All of this speedrun hits a wall at the context window. As long as the project fits into 200k tokens, you’re flying. The moment it outgrows that, productivity doesn’t drop by 20% - it drops to zero. You start spending hours explaining to the agent what you changed in another file that it has already forgotten. Large organizations win in the long run precisely because they rely on processes that don’t depend on the memory of a single brain - even an electronic one

This reads as if written by someone who has never used these tools before. No one ever tries to "fit" the entire project into a single context window. Successfully using coding LLMs involves context management (some of which is now done by the models themselves) so that you can isolate the issues you're currently working on, and get enough context to work effectively. Working on enormous codebases over the past two months, I have never had to remind the model what it changed in another file, because 1) it has access to git and can easily see what has changed, and 2) I work with the model to break down projects into pieces that can be worked on sequentially. And keep in mind, this the worst this technology will ever be - it will only get larger context windows and better memory from here.
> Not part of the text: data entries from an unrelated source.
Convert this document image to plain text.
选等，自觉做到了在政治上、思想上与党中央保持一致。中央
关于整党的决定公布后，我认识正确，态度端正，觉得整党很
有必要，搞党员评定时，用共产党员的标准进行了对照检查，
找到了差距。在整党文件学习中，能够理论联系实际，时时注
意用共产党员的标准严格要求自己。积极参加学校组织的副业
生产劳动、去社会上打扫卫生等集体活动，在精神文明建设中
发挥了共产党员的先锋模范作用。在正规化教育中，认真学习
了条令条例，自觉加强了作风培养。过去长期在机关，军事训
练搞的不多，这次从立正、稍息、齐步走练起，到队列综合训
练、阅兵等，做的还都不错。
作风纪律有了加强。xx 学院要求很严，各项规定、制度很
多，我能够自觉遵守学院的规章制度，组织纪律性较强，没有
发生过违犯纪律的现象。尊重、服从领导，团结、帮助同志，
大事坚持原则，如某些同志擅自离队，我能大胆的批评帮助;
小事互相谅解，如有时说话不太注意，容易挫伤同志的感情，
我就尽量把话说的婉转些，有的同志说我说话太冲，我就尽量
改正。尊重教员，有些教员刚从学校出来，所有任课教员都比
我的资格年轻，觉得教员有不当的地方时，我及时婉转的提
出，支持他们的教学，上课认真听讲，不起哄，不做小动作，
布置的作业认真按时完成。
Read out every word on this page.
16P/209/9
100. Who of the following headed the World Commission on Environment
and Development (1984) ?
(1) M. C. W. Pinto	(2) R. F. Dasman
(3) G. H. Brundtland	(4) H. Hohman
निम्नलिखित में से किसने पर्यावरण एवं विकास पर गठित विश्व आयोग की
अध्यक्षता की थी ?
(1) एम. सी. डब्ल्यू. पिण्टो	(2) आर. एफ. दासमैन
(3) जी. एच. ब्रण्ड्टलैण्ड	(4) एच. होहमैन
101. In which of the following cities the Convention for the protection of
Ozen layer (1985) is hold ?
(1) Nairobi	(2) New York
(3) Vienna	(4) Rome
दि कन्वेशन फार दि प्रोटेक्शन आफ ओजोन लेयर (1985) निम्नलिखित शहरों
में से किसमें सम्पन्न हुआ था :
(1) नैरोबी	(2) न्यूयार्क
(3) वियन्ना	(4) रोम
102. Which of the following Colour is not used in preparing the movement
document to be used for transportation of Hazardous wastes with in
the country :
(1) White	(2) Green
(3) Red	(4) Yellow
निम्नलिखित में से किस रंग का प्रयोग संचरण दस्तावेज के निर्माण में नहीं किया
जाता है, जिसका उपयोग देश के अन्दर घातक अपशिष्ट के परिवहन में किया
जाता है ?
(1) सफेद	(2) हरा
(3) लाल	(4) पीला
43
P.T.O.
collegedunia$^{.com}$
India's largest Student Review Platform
What are the SOTA methods for context management assuming the agent runs with its tool calls without any break? Do you flush GPU tokens/adjust KV caches when you need to compress context by summarizing/logging some part?

Everyone I know who is using AI effectively has solved for the context window problem in their process. You use design, planning and task documents to bootstrap fresh contexts as the agents move through the task. Using these approaches you can have the agents address bigger and bigger problems. And you can get them to split the work into easily reviewable chunks, which is where the bottleneck is these days.

Plus the highest end models now don’t go so brain dead at compaction. I suspect that passing context well through compaction will be part of the next wave of model improvements.